La Dépêche officielle.


L’ambassade d’Espagne à Paris nous communique la dépêche suivante : 

Madrid 8 août. 

Le président du conseil se trouvant dans l'établissement balnéaire de Santa-Agueda, a été aujourd’hui l’objet d’un infâme et criminel attentat. Un individu paraissant de nationalité italienne, qui se trouvait dans l’établissement, lui a tiré plusieurs coups de revolver, lui faisant trois blessures. Le criminel a été arrêté immédiatement. Il affirme qu’il n’a pas de complices. 


Tout fait croire qu’il s’agit d’un attentat anarchiste, sans aucune ramification de caractère politique. 


La tranquillité est parfaite en Espagne. 



Le Conseil des Ministres.


Madrid, 9 août. 


Le conseil des ministres s’est terminé à deux heures du matin. Il a décidé de faire paraître â la Gaceta la nomination du général Azcarraga comme président du conseil par intérim.




pays basque autrefois guipuscoa crime premier ministre espagne
PHOTOGRAPHIE DE MARCELO AZCARRAGA
PAR KAULAK

Il a décidé également que les funérailles de M. Canovas seraient célébrées avec les plus grands honneurs militaires. Les obsèques se feront à Madrid. La Gaceta publiera le deuil. Le corps de M. Canovas partira mardi de Santa-Agueda. Il sera embaumé. 



Un Télégramme de M. Sagasta.


pays basque autrefois guipuscoa crime premier ministre espagne
PORTRAIT DE PRAXEDES MATEO SAGASTA
PAR CASADO DEL ALISAL 1884



M. Sagasta a télégraphié au gouvernement qu'il avait appris avec une peine profonde l’attentat commis contre M. Canovas : 


"Nous sommes tous en deuil, dit M. Sagasta, je me mets aux ordres du gouvernement et de la reine." 


M. Sagasta a ajourné son voyage à Madrid.


Un grand nombre de personnalités libérales se mettent à la disposition du gouvernement. 



... Les Anarchistes.

Madrid, 9 août. 


La Correspondencia dit qu’il y a quelques jours un important document, provenant de Londres et dénonçant les projets préparés par les anarchistes anglais d’accord avec ceux des autres nations, parvint à Madrid. 


Dans un meeting à Londres, des accusations et des menaces avaient été lancées contre M. Canovas et contre le ministre de la justice d’Espagne. 


Peut-être les anarchistes espagnols cherchaient-ils un vengeur de l’exécution de leurs compagnons de Barcelone.



M. Canovas Del Castillo.


M. Antonio Canovas del Castillo, né en 1830, à Malaga, a débuté dans la vie publique en 1851, comme directeur du journal La Patria, où il défendit énergiquement le parti conservateur dont il devait devenir plus tard le chef et auquel il n’a cessé de consacrer toutes ses forces et tout son talent. 


Dès l’année 1854, il fut nommé député aux Cortès par la ville de Malaga, qu’il n’a cessé de représenter depuis. 


Envoyé en 1856 à Rome comme chargé d’affaires, il y rédigea le célèbre mémorandum sur les relations entre l’Espagne et le Saint-Siège et prépara ainsi le Concordat espagnol.
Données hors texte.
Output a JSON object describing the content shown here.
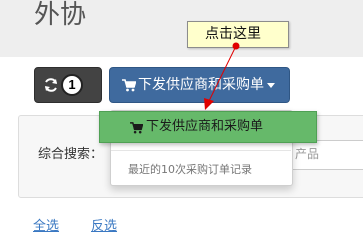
{
  "page": {
    "title": "外协"
  },
  "toolbar": {
    "refresh_badge": "1",
    "main_button_label": "下发供应商和采购单"
  },
  "dropdown": {
    "primary_item_label": "下发供应商和采购单",
    "recent_item_label": "最近的10次采购订单记录"
  },
  "search": {
    "label": "综合搜索：",
    "placeholder_fragment": "产品"
  },
  "callout": {
    "text": "点击这里"
  },
  "footer_links": {
    "select_all": "全选",
    "invert": "反选"
  },
  "colors": {
    "primary_button": "#3f6a9e",
    "highlight_item": "#66b96a",
    "callout_bg": "#ffffcc",
    "arrow": "#e00000",
    "link": "#3a78c2"
  },
  "icons": [
    "refresh-icon",
    "cart-icon",
    "caret-down-icon"
  ]
}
Nommé ensuite, successivement, gouverneur général de Cadix en 1855, puis directeur général de l’intérieur, il entra, en 1861, au ministère de l’intérieur, comme sous secrétaire d’Etat et devint, pour la première fois, en 1864, ministre titulaire dans le cabinet que présidait O'Donnel. 


pays basque autrefois guipuscoa crime premier ministre espagne
LEOPOLDO O'DONNELL
PRESIDENT GOUVERNEMENT ESPAGNE JUIN 1865- JUILLET 1866


M. Canovas y détenait le portefeuille des finances et des colonies, et c’est en cette qualité qu'il fit voter la loi qui abolissait la traite des nègres. 
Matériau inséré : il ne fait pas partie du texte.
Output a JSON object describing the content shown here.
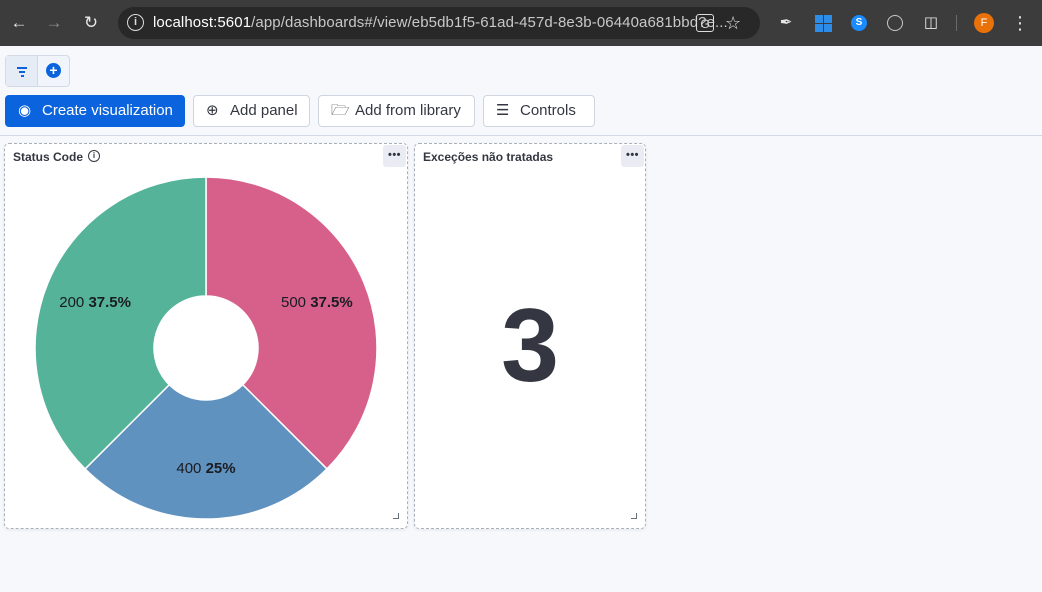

Après être resté une année au pouvoir, il se rangea dans l'opposition libérale et fit même campagne, après la chute de la reine Isabelle, pour mettre sur le trône la duchesse de Montpensier. Mais, ayant bientôt reconnu l’inutilité de ses efforts, il se rendit en France et dirigea l’éducation du jeune don Alphonse. 


Survint le coup d’Etat de Pavia, mortel à la République par le renversement de Castelar. Canovas del Castillo organisa une action alphonsiste et recruta dans l’armée des adhérents au jeune prince. Le 31 décembre 1874, le maréchal Martinez Campos et le général Primo de Rivera firent un pronunciamento et proclamèrent le fils d’Isabelle roi d'Espagne sous le nom d’Alphonse XII


roi espagne tuberculose pays basque autrefois guipuscoa crime premier ministre
ROI ALPHONSE XII

M. Canovas del Castillo fut le président du conseil du nouveau gouvernement et il occupa ccs fonctions jusqu’au retour de Cuba du maréchal Martinez-Campos qui, en 1875, le remplaça à la présidence du conseil des ministres.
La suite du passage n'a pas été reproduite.